In this chapter, we presented a simplified taxonomy with several representative examples of Deep Clustering methods which are built on algorithms that result in both deep or latent representations (DR) and (either as an explicit aim or as a byproduct) clustering outputs, such as a partition of the input data and cluster centroids. Our simplified taxonomy is based on the overall procedural structure or design of most Deep Clustering methods, thus dividing Deep Clustering approaches into three families: sequential multistep, joint, and closed-loop multistep Deep Clustering methods. In addition to describing several algorithms that fall under the three main families above, we discussed the most important building blocks that are essential to Deep Clustering methods.

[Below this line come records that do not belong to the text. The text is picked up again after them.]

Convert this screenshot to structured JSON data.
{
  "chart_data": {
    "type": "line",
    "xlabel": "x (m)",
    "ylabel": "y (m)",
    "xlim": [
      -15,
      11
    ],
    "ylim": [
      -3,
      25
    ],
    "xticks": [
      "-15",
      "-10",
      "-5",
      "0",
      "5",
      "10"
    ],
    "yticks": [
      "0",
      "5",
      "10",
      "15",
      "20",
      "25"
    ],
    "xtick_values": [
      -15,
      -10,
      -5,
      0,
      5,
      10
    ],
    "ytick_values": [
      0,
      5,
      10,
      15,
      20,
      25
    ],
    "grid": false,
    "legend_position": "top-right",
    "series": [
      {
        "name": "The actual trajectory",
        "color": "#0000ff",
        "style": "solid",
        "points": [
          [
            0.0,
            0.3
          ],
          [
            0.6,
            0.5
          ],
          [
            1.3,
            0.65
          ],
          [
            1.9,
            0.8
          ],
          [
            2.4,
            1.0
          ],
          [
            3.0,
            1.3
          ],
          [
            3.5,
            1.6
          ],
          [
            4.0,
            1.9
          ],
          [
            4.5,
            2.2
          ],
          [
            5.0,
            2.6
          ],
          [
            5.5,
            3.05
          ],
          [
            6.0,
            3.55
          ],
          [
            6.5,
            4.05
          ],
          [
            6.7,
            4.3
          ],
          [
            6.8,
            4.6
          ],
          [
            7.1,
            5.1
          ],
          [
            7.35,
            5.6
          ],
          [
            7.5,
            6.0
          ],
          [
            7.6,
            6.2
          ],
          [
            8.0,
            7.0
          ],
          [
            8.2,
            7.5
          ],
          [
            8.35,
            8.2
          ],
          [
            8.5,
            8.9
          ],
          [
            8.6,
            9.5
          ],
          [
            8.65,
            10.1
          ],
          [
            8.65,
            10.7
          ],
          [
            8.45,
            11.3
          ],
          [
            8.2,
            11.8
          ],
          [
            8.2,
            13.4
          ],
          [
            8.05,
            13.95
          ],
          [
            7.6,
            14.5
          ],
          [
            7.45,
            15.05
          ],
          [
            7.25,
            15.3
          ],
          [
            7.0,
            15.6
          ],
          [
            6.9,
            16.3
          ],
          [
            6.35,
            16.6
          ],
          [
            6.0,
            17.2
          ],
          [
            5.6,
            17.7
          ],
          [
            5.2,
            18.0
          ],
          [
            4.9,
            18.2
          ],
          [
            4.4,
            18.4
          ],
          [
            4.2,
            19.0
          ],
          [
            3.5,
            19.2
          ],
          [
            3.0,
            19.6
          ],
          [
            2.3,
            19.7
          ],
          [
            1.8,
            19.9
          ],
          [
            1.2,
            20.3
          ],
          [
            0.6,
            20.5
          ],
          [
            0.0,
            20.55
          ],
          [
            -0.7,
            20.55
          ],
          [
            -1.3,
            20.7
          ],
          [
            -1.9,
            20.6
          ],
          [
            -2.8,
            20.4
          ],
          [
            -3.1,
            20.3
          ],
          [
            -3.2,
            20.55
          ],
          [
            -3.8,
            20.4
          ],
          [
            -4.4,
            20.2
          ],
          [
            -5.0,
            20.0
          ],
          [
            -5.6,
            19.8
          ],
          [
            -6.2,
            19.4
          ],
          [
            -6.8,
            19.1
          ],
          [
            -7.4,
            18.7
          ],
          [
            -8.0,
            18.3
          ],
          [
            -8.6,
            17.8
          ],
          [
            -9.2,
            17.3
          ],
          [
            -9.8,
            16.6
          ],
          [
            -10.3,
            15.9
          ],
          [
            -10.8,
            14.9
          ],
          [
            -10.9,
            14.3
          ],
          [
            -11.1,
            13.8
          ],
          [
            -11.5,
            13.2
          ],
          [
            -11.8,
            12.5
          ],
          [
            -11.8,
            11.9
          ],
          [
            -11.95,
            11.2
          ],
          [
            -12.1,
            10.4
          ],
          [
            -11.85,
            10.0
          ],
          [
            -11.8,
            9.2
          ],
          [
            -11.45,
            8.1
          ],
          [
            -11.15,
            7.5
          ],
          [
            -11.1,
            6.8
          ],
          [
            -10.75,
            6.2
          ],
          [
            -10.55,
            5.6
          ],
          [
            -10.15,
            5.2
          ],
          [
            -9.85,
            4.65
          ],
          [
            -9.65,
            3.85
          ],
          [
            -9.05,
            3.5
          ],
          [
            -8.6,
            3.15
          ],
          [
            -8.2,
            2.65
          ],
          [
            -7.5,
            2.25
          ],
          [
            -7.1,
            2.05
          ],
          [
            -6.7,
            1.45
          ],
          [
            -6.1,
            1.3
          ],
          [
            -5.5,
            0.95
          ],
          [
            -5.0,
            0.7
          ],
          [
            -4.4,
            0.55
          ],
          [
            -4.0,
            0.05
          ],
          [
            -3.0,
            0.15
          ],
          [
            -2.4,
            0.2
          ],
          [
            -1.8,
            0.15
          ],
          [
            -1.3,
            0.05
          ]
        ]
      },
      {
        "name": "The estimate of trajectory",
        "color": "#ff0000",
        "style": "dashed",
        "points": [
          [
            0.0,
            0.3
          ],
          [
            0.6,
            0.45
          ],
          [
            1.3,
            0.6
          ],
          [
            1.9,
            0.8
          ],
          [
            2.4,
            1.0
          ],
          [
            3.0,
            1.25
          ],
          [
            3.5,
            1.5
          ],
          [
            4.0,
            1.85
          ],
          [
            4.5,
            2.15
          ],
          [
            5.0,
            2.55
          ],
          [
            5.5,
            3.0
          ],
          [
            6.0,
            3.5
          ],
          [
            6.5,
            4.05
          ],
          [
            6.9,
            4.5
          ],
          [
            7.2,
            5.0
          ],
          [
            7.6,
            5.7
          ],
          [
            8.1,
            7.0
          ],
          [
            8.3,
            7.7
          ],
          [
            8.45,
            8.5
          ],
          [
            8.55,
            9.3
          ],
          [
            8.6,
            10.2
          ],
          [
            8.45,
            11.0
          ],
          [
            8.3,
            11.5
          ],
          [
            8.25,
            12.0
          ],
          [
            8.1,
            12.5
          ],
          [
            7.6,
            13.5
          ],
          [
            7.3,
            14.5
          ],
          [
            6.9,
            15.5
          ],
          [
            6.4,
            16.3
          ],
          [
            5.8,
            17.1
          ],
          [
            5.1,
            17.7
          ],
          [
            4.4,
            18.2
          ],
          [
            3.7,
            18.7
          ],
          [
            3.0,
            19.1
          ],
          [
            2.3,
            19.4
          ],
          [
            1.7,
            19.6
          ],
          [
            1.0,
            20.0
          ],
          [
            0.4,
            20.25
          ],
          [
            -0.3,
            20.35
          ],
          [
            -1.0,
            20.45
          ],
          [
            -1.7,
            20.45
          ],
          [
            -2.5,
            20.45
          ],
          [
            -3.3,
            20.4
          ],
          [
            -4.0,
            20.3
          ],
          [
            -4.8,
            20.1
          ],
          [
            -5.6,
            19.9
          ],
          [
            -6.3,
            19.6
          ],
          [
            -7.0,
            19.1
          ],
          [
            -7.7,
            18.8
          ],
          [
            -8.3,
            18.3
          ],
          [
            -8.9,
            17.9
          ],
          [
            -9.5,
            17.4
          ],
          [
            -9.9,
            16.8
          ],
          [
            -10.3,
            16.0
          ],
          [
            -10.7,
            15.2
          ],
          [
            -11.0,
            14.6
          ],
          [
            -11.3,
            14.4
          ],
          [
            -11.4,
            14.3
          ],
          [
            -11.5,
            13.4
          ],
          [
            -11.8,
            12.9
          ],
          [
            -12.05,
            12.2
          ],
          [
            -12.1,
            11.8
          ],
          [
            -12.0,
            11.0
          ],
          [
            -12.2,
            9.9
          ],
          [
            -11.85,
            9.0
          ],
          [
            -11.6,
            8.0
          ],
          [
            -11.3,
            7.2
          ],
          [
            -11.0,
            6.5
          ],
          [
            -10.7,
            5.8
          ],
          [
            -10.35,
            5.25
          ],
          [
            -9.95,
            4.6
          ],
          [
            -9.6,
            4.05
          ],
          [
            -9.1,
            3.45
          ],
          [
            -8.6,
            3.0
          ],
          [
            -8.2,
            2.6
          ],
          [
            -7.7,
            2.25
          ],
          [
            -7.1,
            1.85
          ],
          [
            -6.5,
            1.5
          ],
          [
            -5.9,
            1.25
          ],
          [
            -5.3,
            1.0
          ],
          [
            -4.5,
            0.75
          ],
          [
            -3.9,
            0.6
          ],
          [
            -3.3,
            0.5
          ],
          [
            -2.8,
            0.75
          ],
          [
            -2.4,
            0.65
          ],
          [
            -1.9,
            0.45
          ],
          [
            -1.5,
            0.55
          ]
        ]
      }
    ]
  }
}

Together with the Deep Clustering building blocks, our simplified taxonomy should help beginning readers get a quick grasp of how most approaches are designed, while guiding more advanced readers, and following the tradition of the DL community, to stack and combine the modular patterns that we have presented in order to design even more sophisticated deep clustering pipelines for their specific problem-solving needs.

While we have not detailed the implementation details or computational costs of Deep Clustering, scaling Deep Clustering follows along the steps of scaling DL in general. This means that strategies such as SGD play an essential role in fast optimization in the presence of big data sets, while GPU clusters play a critical role in accelerating computation due to the highly distributed nature of most DL architectures and weight updates. As with conventional clustering, graph-based, agglomerative, and spectral methods are notoriously costly in both computation time and memory requirements because of handling pairwise similarity matrices and Laplacians. However, this can be addressed by using a small number of selected landmarks instead of the entire data set when computing pairwise metrics, such as was done in Fast Spectral Clustering [38].

Deep Clustering has been applied to several big data domains, ranging from image to text and time series (earthquake) data, and we expect that in the future, it will have an impact on even more diverse domains and applications, in the same tradition of older clustering algorithms. Deep Clustering is hence expected to continue the tradition of clustering algorithms and to expand their ability to elucidate the hidden structure in big data and thus contribute to better understanding, retrieval, visualization, and organization of big data, in addition to being an important component of complex decision-making systems [14, 36].